Under the leadership of Artistic Director Lynne Meadow and Executive Producer Barry Grove, MTC has become one of the country's most prominent and prestigious theatre companies. MTC productions have earned a total of 16 Tony Awards and five Pulitzer Prizes, an accomplishment unparalleled by a New York theatrical institution. Renowned MTC productions include Top Girls; From Up Here; Come Back, Little Sheba; The Receptionist; LoveMusik; Blackbird; Translations; Shining City; Rabbit Hole; Doubt; Proof; The Tale of the Allergist's Wife; Kimberly Akimbo; Love! Valour! Compassion!; Sylvia; Four Dogs and a Bone; Putting It Together; Lips Together, Teeth Apart; Frankie and Johnny in the Clair de Lune; Crimes of the Heart; and Ain't Misbehavin'.

In 2003, MTC reopened Broadway's landmark, long-neglected Biltmore Theatre, soon to be renamed the Samuel J. Friedman Theatre, following a two-year, $35 million capital campaign.
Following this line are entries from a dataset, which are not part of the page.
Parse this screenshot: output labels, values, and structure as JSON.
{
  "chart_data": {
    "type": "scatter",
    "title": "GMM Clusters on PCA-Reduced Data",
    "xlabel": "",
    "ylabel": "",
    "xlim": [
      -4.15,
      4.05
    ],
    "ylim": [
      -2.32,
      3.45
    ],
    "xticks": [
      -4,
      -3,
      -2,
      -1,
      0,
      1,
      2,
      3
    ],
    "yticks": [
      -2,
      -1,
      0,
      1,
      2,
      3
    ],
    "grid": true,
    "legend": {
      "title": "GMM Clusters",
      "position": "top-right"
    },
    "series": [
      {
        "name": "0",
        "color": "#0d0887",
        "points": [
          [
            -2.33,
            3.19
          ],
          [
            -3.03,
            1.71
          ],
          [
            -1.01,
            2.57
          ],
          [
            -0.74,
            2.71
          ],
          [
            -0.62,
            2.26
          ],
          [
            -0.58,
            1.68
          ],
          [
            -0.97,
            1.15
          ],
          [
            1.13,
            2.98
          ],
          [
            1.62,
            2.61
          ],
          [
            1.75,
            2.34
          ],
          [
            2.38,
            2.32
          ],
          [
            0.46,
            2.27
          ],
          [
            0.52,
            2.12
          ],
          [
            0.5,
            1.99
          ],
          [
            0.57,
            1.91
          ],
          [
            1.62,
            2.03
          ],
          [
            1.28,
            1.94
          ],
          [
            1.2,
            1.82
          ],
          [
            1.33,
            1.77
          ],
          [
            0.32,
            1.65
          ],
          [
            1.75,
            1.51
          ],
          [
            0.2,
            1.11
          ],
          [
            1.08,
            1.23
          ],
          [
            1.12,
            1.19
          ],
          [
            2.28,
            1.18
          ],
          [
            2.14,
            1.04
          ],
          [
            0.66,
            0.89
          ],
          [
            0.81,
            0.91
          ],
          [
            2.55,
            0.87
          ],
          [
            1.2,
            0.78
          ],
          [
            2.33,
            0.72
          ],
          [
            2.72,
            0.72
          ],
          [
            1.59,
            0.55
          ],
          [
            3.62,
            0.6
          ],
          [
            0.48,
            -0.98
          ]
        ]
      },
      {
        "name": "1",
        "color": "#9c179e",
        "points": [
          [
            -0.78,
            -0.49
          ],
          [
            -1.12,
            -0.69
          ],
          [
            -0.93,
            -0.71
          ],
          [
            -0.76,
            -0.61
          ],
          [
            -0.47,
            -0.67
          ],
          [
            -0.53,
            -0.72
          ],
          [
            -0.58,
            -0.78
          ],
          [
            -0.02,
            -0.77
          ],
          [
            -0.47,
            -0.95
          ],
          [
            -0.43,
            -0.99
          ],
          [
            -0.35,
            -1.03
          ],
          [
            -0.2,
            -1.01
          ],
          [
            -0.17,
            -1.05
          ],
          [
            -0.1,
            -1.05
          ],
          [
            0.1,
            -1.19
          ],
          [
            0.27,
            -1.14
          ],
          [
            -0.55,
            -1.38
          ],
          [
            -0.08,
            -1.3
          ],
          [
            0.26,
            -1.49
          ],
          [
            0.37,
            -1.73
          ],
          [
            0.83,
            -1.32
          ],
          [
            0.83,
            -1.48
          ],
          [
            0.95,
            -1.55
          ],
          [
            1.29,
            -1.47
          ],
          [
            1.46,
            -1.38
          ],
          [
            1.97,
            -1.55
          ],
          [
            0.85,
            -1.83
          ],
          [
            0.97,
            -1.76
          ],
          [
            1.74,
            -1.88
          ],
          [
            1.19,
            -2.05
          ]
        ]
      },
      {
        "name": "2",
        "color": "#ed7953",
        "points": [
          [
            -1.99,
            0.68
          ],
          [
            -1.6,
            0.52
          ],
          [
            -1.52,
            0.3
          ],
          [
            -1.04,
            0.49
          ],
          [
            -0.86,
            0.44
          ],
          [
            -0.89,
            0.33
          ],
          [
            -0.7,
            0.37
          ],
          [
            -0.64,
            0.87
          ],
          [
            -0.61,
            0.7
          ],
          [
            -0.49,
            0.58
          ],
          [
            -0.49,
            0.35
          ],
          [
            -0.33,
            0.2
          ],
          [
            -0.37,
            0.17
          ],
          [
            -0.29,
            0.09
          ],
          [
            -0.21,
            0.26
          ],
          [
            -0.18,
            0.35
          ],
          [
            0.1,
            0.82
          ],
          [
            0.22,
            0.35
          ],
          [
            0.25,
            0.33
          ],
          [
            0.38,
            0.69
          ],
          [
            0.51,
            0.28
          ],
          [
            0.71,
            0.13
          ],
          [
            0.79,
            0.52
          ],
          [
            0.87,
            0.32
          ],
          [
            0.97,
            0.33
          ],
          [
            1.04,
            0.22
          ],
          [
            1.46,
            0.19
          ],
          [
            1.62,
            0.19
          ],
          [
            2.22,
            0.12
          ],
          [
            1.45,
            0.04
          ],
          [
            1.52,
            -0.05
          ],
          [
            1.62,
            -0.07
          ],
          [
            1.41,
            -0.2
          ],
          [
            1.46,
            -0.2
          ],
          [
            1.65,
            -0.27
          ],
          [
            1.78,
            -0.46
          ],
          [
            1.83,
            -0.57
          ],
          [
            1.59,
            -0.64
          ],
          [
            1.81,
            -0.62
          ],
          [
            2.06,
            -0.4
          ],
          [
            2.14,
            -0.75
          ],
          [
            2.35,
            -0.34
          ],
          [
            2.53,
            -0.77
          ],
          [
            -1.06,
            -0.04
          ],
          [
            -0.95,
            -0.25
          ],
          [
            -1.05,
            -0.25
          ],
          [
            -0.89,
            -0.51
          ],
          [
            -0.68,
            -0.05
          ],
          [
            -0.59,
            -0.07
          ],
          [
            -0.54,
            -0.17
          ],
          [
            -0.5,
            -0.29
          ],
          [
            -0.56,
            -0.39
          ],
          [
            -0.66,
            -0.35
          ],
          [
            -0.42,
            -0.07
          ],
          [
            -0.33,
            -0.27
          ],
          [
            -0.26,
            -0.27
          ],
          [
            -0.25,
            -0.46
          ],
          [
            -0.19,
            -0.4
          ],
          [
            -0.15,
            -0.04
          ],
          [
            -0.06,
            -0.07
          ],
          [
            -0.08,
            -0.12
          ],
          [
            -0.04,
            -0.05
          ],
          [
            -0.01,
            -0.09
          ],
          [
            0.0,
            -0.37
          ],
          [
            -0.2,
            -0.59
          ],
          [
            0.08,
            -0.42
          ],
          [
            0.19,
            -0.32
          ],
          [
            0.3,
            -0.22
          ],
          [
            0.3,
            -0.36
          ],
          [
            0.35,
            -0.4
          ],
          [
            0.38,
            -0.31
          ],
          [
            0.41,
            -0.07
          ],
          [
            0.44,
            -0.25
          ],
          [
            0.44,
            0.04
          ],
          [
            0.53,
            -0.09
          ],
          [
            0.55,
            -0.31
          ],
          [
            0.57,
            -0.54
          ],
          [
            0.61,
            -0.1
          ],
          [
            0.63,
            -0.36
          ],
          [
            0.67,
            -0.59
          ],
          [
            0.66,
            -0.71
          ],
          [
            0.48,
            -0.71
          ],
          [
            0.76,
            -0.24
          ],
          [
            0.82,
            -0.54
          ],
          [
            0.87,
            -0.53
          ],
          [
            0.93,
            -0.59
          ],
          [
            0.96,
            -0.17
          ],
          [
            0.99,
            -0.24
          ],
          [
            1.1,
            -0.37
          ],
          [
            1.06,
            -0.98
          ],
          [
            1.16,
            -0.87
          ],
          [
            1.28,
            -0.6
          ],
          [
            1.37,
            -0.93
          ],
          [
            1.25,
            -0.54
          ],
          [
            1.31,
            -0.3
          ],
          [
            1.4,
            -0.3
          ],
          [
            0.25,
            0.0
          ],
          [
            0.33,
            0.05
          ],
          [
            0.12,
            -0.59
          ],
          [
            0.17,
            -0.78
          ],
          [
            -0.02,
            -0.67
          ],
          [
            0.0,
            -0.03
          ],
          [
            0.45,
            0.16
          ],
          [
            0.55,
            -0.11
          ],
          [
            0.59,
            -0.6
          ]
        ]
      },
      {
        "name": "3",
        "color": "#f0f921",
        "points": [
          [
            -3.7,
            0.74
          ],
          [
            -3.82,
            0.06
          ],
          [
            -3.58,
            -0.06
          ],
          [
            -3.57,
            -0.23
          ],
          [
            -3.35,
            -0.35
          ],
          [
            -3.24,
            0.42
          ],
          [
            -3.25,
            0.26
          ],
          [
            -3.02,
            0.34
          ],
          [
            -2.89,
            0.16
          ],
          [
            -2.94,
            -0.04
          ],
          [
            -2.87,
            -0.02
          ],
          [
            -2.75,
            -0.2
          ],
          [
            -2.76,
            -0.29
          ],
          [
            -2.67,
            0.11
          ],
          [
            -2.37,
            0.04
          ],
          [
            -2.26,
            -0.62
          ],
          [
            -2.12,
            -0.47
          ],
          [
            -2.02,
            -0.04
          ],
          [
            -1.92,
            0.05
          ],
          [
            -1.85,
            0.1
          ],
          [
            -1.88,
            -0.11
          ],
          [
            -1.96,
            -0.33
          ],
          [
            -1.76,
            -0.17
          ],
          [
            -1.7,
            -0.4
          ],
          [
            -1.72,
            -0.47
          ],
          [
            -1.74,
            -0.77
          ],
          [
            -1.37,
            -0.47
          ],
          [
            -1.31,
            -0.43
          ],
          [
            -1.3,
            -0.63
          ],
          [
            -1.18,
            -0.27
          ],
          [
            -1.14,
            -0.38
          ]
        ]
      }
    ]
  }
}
In addition, MTC operates two theatres at New York City Center (131 West 55th Street), its Off-Broadway home since 1984.

During Meadow's sabbatical this season, Daniel Sullivan, a close associate of MTC and director of several Manhattan Theatre Club productions (Rabbit Hole, Brooklyn Boy, Sight Unseen, Proof, Psychopathia Sexualis), has been serving as Acting Artistic Director. Meadow will resume her full duties as artistic director in September and is consulting on the planning of the 2008-2009 season.

 ABOUT THE ALFRED P. SLOAN FOUNDATION INITIATIVE

The Alfred P. Sloan Foundation also partners with the Magic Theatre, the Ensemble Studio Theatre and Playwrights Horizons. Sloan provides the Ensemble Studio Theatre with a grant to support new play commissions, readings, workshops and productions as well as regional Theater Productions of plays that EST has commissioned and/or produced.  The Foundation also supports LA Theaterworks with a grant to broadcast full-length plays commissioned by partner theaters on National Public Radio as part of a monthly science series.

In addition to its theatrical partnerships, the Alfred P. Sloan Foundation Program in Public Understanding of Science and Technology Initiative supports the use of books, radio, public television, commercial television and film, the internet and new media to reach a wide non-specialist audience. The Foundation has recently supported the following projects and institutions: New York public radio WNYC's increased science coverage on Studio 360; National Geographic's broadcast of Guns, Germs and Steel, based on Jared Diamond's prizewinning bestseller and a television version of Michael Frayn's Tonyâ-winning Copenhagen.  The Foundation regularly awards prizes at six leading film schools—American Film Institute; UCLA School of Theater, Film and Television; Carnegie Mellon University School of Drama; Columbia University Film Department; NYU Tisch School of the Arts and USC School of Cinema and Television.  Sloan also supports the Hamptons International Film Festival, the Tribeca Film Institute and the Sundance Film Institute.  Through these festivals, Sloan has given awards to Bill Condon's Kinsey, Ronald Harwood's Diving Bell and the Butterfly, Tom Stoppard's Enigma and Werner Herzog's Grizzly Man.